Im Finale um Griechenland hat sich ein fataler Irrtum breitgemacht. Grexit, der Austritt des Landes aus Euroland, sei gar nicht so schlimm, behaupten Politiker und Publizisten. Europas Finanzsystem sei stark genug, um den Abgang der unverlässlichen Kantonisten zu verkraften. Die zu erwartenden verheerenden Folgen für das Land, Bankenkrach, Chaos und Inflation, könnten einen heilsamen Schock auslösen, etwa in Spanien, wo die linksalternative Partei Podemos dem separatistischen Weg von Syriza folgen will, so lauten die Argumente.
Wer so denkt, unterschätzt die Dynamik eines beginnenden Zerfalls. Eine Währung ist niemals nur Zahlungsmittel. Die D-Mark stand für den Wiederaufstieg Deutschlands nach dem Zweiten Weltkrieg. Die Weltwährung Dollar ist das Fundament der imperialen Macht Amerikas. Der Euro war der wichtigste Schritt zu einem Vereinigten Europa, der seit dem Fall des Eisernen Vorhangs gesetzt wurde. Die Europäer waren stolz darauf, dass sie gelernt haben, Interessensgegensätze durch Verhandlungen zu lösen. Wenn sie sich als unfähig erweisen, mit dem kleinen Griechenland zu einem Kompromiss zu kommen, ist das gesamte Modell der Entscheidungsfindung in der Union in Frage gestellt. Die Rückabwicklung der europäischen Integration stünde im Raum.

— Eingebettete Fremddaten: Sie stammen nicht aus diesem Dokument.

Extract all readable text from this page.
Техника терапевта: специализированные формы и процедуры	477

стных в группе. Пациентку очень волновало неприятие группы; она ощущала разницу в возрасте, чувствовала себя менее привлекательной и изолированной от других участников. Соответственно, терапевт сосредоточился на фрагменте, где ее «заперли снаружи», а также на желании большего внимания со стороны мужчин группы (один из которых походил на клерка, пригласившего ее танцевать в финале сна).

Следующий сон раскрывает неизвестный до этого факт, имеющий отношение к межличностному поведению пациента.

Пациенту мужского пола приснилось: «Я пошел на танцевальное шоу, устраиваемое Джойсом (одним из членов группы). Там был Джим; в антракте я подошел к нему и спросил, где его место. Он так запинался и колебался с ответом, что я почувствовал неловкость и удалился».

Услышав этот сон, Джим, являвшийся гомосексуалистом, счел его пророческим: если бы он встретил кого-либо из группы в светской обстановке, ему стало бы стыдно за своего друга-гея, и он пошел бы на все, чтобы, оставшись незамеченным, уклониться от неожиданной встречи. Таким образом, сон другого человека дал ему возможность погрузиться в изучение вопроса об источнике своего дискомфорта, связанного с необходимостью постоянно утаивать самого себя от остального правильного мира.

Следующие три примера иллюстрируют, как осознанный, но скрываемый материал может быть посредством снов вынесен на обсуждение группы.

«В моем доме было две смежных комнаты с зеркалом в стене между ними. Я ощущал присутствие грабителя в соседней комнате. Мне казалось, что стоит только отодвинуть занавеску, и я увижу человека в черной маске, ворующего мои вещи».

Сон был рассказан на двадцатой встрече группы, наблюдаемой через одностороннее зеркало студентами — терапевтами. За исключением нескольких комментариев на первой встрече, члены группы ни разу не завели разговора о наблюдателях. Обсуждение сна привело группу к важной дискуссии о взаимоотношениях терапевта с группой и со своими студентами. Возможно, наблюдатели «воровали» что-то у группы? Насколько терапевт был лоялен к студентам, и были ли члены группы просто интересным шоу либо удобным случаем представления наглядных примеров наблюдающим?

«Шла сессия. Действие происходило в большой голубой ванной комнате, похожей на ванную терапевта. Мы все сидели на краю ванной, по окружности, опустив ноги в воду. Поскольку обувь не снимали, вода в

Alexis Tsipras und Finanzminister Varoufakis sind linksalternative Nationalisten, denen die europäische Etikette fremd ist. Sie reiten die Welle der Empörung der Bürger über den wirtschaftlichen Absturz. Den haben die eigenen Eliten allerdings noch mehr verursacht, als die europäischen Geldgeber. Wie die offensive Linie in Nordeuropa ankommt, ist ihnen herzlich egal. Dazu kommt das Bündnis von Syriza mit der rechtspopulistischen Partei der Unabhängigen Griechen von Verteidigungsminister Kammenos. Tsipras schützt seine Regierung vor Protesten vom rechten Rand. Das überhöhte Militärbudget will er aus Rücksicht auf die Koalition aber nicht antasten, wie die EU-Kommission anregt.
Bei grenzüberschreitenden Disputen versuchen Politiker in der EU eine Grenze nicht zu überschreiten, die beim Gegenüber nationalistische Gegenreaktionen auslösen. Diese Zurückhaltung ist zwischen Deutschland und Griechenland verschwunden. Die Frankfurter Allgemeine Zeitung und die Bild-Zeitung führen eine Kampagne gegen die Linksregierung in Athen. Syriza-Politiker replizieren mit der grotesken Behauptung die Unterwerfung Griechenlands sei das Ziel der Geldgeber. In der selbstgerechten Empörung geht verloren, dass sich die Forderungen der Gläubiger aus den gemeinsam beschlossenen EU-Regeln ableiten.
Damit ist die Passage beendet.